Humphries, despite taking a break from the rock world, has no regrets about being able to fully focus on her children for the time being. “I feel like I’ve only just started to come out of this fog, like being able to form sentences. It’s just such a special time,” she says.

Another benefit is also unique upbringing it can offer to children: “I had a lot of guilt in the beginning whenever I had to bring my kids to venues where there’s a lot of loud music and you can’t always control a bedtime,” recalls Oh Land. “I just really had to turn that around in my head and understand that I’m also giving them a huge gift — they get to be in this creative environment.” While having kids has certainly limited her personal writing and thinking time, she says, it’s also created new depth for her art.  “What part of being a human being and having more stories to write is not appealing to hear about? The whole experience of becoming a parent, you get so many new perspectives on things, you get so many new concerns and worries, so many new joys, love in a whole new way that you haven’t experienced before,” says Oh Land. “There’s just so much more to write about.”
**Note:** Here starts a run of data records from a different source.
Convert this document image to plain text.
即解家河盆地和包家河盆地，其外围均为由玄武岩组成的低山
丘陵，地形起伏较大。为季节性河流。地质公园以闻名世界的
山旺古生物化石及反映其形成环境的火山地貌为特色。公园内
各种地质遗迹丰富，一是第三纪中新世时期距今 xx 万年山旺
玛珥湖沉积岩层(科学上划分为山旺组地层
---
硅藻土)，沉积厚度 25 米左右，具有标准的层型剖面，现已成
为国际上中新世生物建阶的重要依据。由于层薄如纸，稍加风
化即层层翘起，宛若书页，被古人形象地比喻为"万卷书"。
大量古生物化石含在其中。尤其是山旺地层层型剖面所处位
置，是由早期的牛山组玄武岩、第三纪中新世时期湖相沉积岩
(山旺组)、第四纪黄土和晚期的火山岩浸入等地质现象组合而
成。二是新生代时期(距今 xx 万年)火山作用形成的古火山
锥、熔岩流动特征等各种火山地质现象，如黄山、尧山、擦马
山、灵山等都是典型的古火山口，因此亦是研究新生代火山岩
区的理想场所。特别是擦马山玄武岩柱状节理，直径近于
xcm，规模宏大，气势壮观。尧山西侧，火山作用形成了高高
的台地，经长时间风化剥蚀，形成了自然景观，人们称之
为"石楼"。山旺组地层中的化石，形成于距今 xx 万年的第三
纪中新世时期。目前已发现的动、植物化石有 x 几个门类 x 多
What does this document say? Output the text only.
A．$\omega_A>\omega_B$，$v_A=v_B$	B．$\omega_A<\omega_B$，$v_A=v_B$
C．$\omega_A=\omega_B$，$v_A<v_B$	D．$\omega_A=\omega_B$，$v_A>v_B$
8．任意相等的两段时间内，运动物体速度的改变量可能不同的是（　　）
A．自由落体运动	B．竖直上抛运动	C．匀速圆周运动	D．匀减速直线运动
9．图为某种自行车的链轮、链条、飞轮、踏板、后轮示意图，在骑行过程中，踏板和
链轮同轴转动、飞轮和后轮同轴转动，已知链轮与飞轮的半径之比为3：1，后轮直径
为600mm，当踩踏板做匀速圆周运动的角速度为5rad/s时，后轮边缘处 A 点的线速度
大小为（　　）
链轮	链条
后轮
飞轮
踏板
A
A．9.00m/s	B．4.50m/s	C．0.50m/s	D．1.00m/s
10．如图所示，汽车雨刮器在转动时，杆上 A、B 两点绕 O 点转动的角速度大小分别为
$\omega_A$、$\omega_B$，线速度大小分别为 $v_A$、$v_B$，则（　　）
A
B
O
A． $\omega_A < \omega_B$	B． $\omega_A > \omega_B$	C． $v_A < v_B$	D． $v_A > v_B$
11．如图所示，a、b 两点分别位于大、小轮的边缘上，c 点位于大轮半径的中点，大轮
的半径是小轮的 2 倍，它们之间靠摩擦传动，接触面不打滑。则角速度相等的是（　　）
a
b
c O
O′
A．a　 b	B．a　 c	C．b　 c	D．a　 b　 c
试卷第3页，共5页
But the artists can’t help but ask if there should be a better way. At the end of the day, a huge chasm separates the epic pregnancy celebrations of established superstars — Katy Perry in her own music video, Cardi B at the BET awards, Beyoncé at the VMAs — from the struggles of up-and-comers who don’t know if their bank accounts, labels, or fledgling fanbases will accept their choice to have a kid. “I felt like my career was my baby,” says Lynn, thinking back to her initial panic in confronting the positive pregnancy tests. “And having a baby would force me to choose or betray my career.”